Ensuite, j'ai lu un autre article, que j'ai aussi perdu, où on montrait que l'appartenance à un peuple ou à une langue dans certaines zones multi-ethniques dépendaient d'un tas de facteurs, dont des facteurs fiscaux ? Les "allemands" étaient exemptés d'impôts dans telle ville car le prince du coin voulait attirer des artisans "allemands" ? Hé bien, en quelques années, des quartiers entiers devenaient "allemands", avec des gens qui allaient réussir à changer d'appartenance ethnique. De tchèques, ou polonais, en 3 ou 4 générations leurs familles devenaient allemandes. L'appartenance du pouvoir politique changeait ? Et bien les taux des diverses populations évoluaient plus vite que si on ne tenait compte que des immigrants signalés dans les décomptes.
Et j'ai compris quelque chose que je considère de fondamental. J'ai eu des différents avec certains tenants d'une vision restrictive des apports de la génétique. En fait, que ce soit en terme de peuples ou langues, ils perçoivent les peuples comme un tout unis, et quand un peuple bouge, évolue, pour eux c'est ce "un" qui va changer d'endroit. J'ai une vision très différence, un peuple est une somme d'individus qui ont chacun une histoire particulière. Caricaturalement, vous trouverez que certains, sur ce forum, prétendent qu'il n'y a pas de gène "allemand", "français", .... et c'est vrai. Car une signature génétique particulière n'est jamais comprises à 100% dans un peuple unique, et elle n'est uniquement spécifique à ce peuple. L'appartenance à un groupe humain donné est aussi une chose culturelle, mais relève parfois d'un choix "fiscal" clairement assumé par ceux qui font le choix de changer de groupe.
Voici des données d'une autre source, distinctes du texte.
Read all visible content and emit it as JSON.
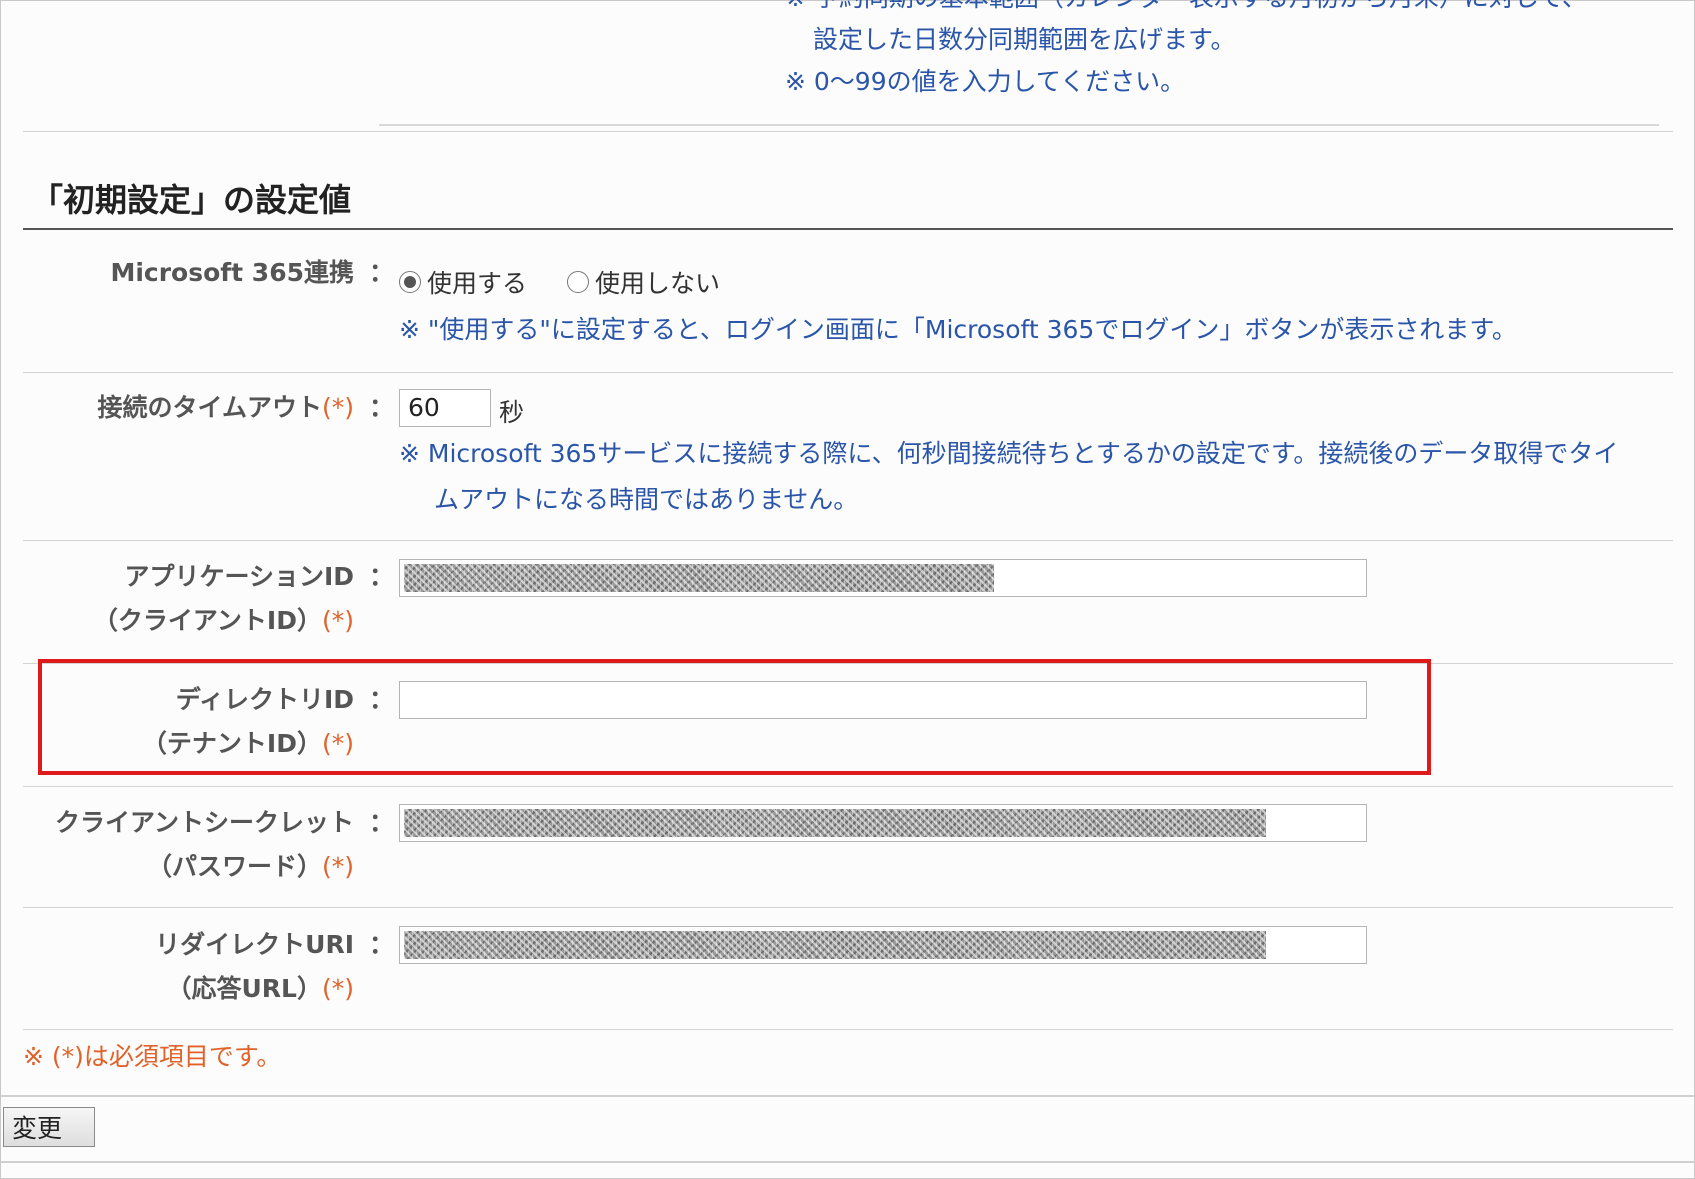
{
  "top_notes": {
    "line_partial": "※ 予約同期の基本範囲（カレンダー表示する月初から月末）に対して、",
    "line1": "設定した日数分同期範囲を広げます。",
    "line2": "※ 0〜99の値を入力してください。"
  },
  "section": {
    "title": "「初期設定」の設定値"
  },
  "ms365_link": {
    "label": "Microsoft 365連携",
    "colon": "：",
    "options": [
      "使用する",
      "使用しない"
    ],
    "selected": "使用する",
    "note": "※ \"使用する\"に設定すると、ログイン画面に「Microsoft 365でログイン」ボタンが表示されます。"
  },
  "timeout": {
    "label": "接続のタイムアウト",
    "required_mark": "(*)",
    "colon": "：",
    "value": "60",
    "unit": "秒",
    "note_line1": "※ Microsoft 365サービスに接続する際に、何秒間接続待ちとするかの設定です。接続後のデータ取得でタイ",
    "note_line2": "ムアウトになる時間ではありません。"
  },
  "application_id": {
    "label_line1": "アプリケーションID",
    "label_line2": "（クライアントID）",
    "required_mark": "(*)",
    "colon": "："
  },
  "directory_id": {
    "label_line1": "ディレクトリID",
    "label_line2": "（テナントID）",
    "required_mark": "(*)",
    "colon": "：",
    "value": ""
  },
  "client_secret": {
    "label_line1": "クライアントシークレット",
    "label_line2": "（パスワード）",
    "required_mark": "(*)",
    "colon": "："
  },
  "redirect_uri": {
    "label_line1": "リダイレクトURI",
    "label_line2": "（応答URL）",
    "required_mark": "(*)",
    "colon": "："
  },
  "required_note": "※ (*)は必須項目です。",
  "submit_label": "変更",
  "colors": {
    "note_blue": "#2a55a8",
    "required_orange": "#e0622a",
    "highlight_red": "#e01a1a"
  }
}
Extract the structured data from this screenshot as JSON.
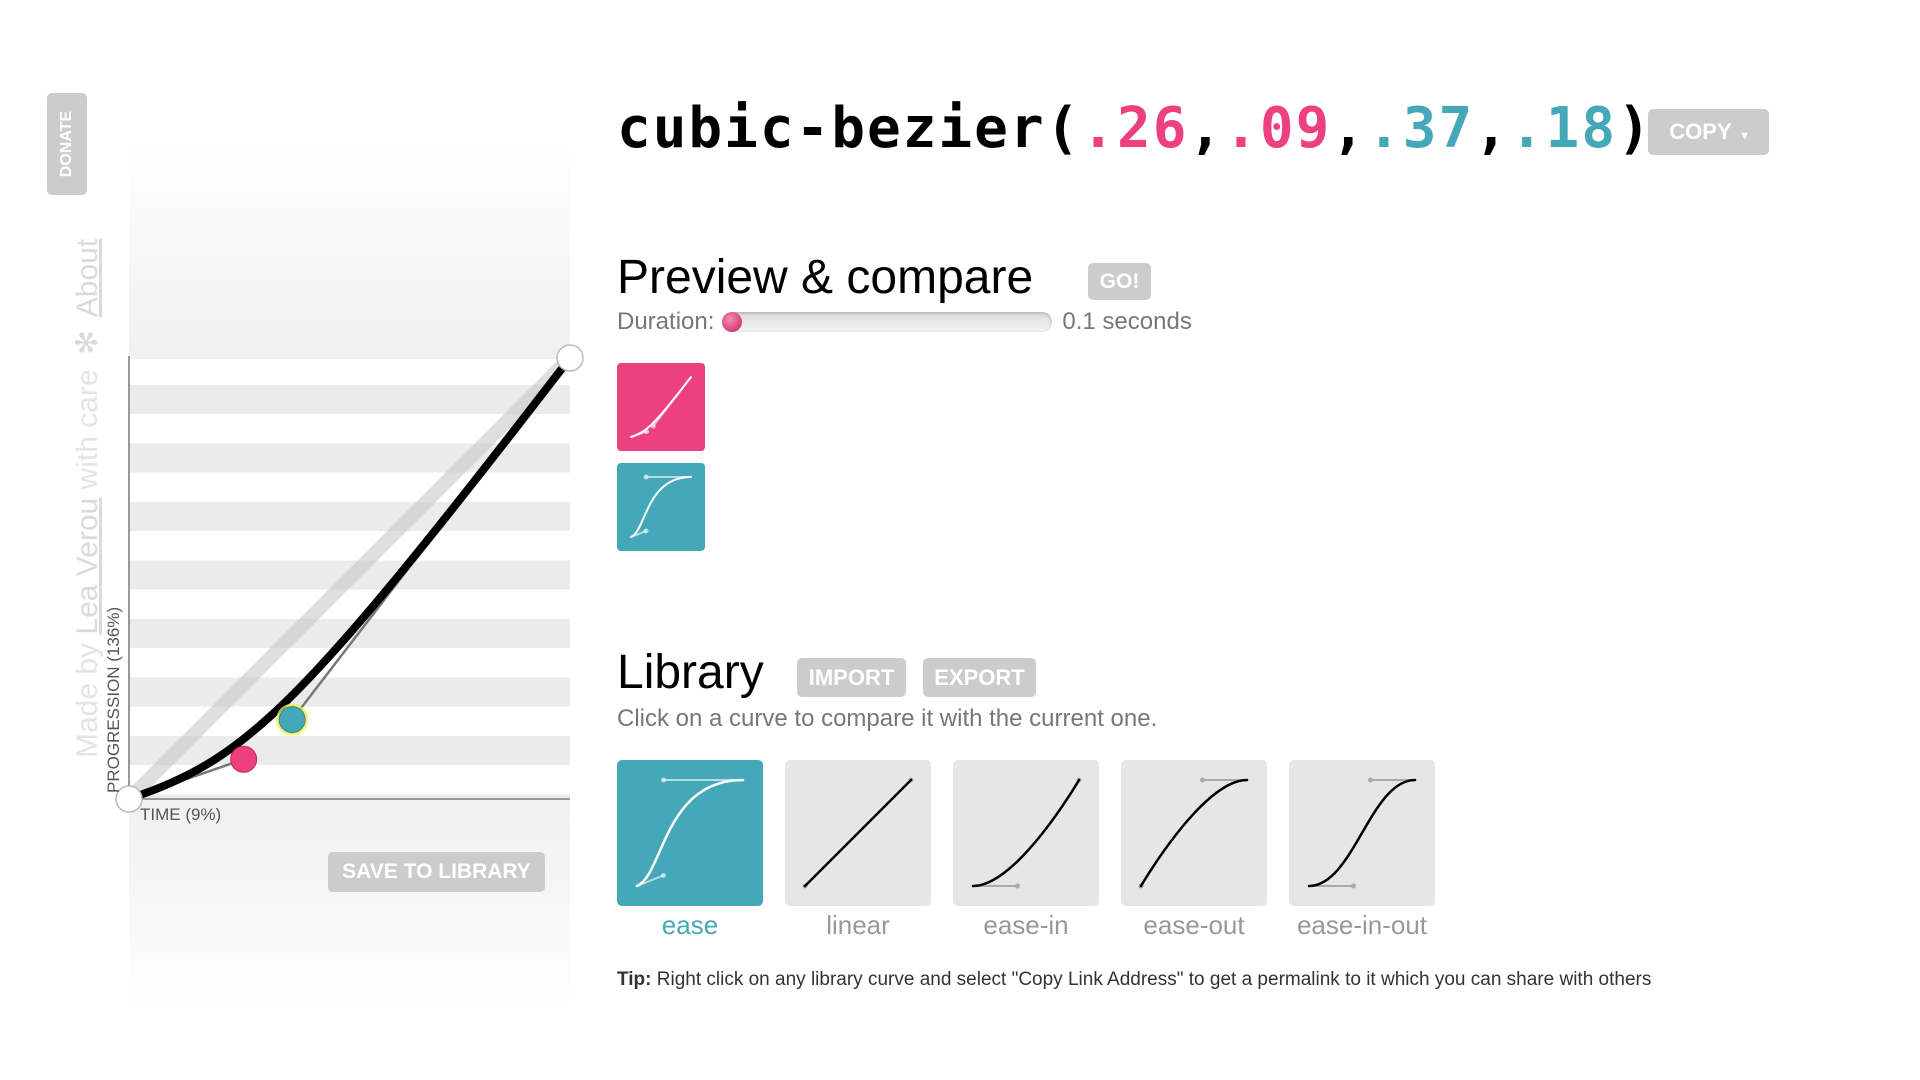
{
  "sidebar": {
    "donate_label": "DONATE",
    "credit_prefix": "Made by",
    "author": "Lea Verou",
    "credit_middle": "with care",
    "star": "✻",
    "about": "About"
  },
  "editor": {
    "bezier": [
      0.26,
      0.09,
      0.37,
      0.18
    ],
    "time_label": "TIME (9%)",
    "progression_label": "PROGRESSION (136%)",
    "save_label": "SAVE TO LIBRARY"
  },
  "header": {
    "fn": "cubic-bezier(",
    "p1x": ".26",
    "p1y": ".09",
    "p2x": ".37",
    "p2y": ".18",
    "sep": ",",
    "close": ")",
    "copy_label": "COPY",
    "copy_caret": "▾"
  },
  "preview": {
    "title": "Preview & compare",
    "go_label": "GO!",
    "duration_label": "Duration:",
    "duration_value": "0.1 seconds",
    "slider_fraction": 0
  },
  "library": {
    "title": "Library",
    "import_label": "IMPORT",
    "export_label": "EXPORT",
    "subtitle": "Click on a curve to compare it with the current one.",
    "items": [
      {
        "name": "ease",
        "bezier": [
          0.25,
          0.1,
          0.25,
          1
        ],
        "active": true
      },
      {
        "name": "linear",
        "bezier": [
          0,
          0,
          1,
          1
        ],
        "active": false
      },
      {
        "name": "ease-in",
        "bezier": [
          0.42,
          0,
          1,
          1
        ],
        "active": false
      },
      {
        "name": "ease-out",
        "bezier": [
          0,
          0,
          0.58,
          1
        ],
        "active": false
      },
      {
        "name": "ease-in-out",
        "bezier": [
          0.42,
          0,
          0.58,
          1
        ],
        "active": false
      }
    ],
    "tip_label": "Tip:",
    "tip_text": " Right click on any library curve and select \"Copy Link Address\" to get a permalink to it which you can share with others"
  },
  "colors": {
    "p1": "#ec407f",
    "p2": "#45a8b8",
    "button": "#cccccc"
  }
}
J'espère que vous comprenez mon point de vue, car je me rends compte que sur le coup, là je suis un peu brouillon. En fait, les "indo-européens" pour en revenir à eux, sont un tas de gens qui ont partagé à diverses époques une culture et une histoire commune. Certains ont décidé de rester là où ils étaient. D'autres, pour commercer, pour combattre, pour "vivre", ont décidé de changer de lieu. Un des très nombreux exemples pourraient être
les galates. Voici des celtes qui pour diverses raisons, mais sûrement parce qu'ils n'étaient pas à leurs aises là où ils vivaient, décident d'émigrer. En fait, une bonne part d'entre eux étaient sûrement des mercenaires et ils vont là où leur emploi est mieux payé, et ils partent avec femmes et bagages. On connait assez mal de quelle région ils sont partis. Ils vont passer par la Gaule cisalpine, ils semblent venir des Balkans, ou des environs du Danube.. Sauf que pour les archéologues et les historiens, les 300 000 personnes qui partent ne semblent pas disparaitre d'un coup de la population. Il n'y a pas un endroit de l'espace celte où tout à coup une population entière a quitté. En fait, il y a des gens provenant d'une zone assez importante qui décident de se grouper, de suivre un chef pour aller vendre leur science de la guerre en espérant en vivre mieux que s'ils restaient sur la terre de leurs ancêtres. C'est un groupe humain qui s'est constitué pour la circonstance et qui n'existait pas avant qu'il ne se constitue. Et ce schéma semble correspondre à la situation qu'on va vivre durant toutes les "invasions" barbares. Pour chacune des tribus de la zone de départ, ça va être une ou deux familles qui s'en vont. Sûrement des cadets, la terre restant aux aînés, mais personne n'en est sûr.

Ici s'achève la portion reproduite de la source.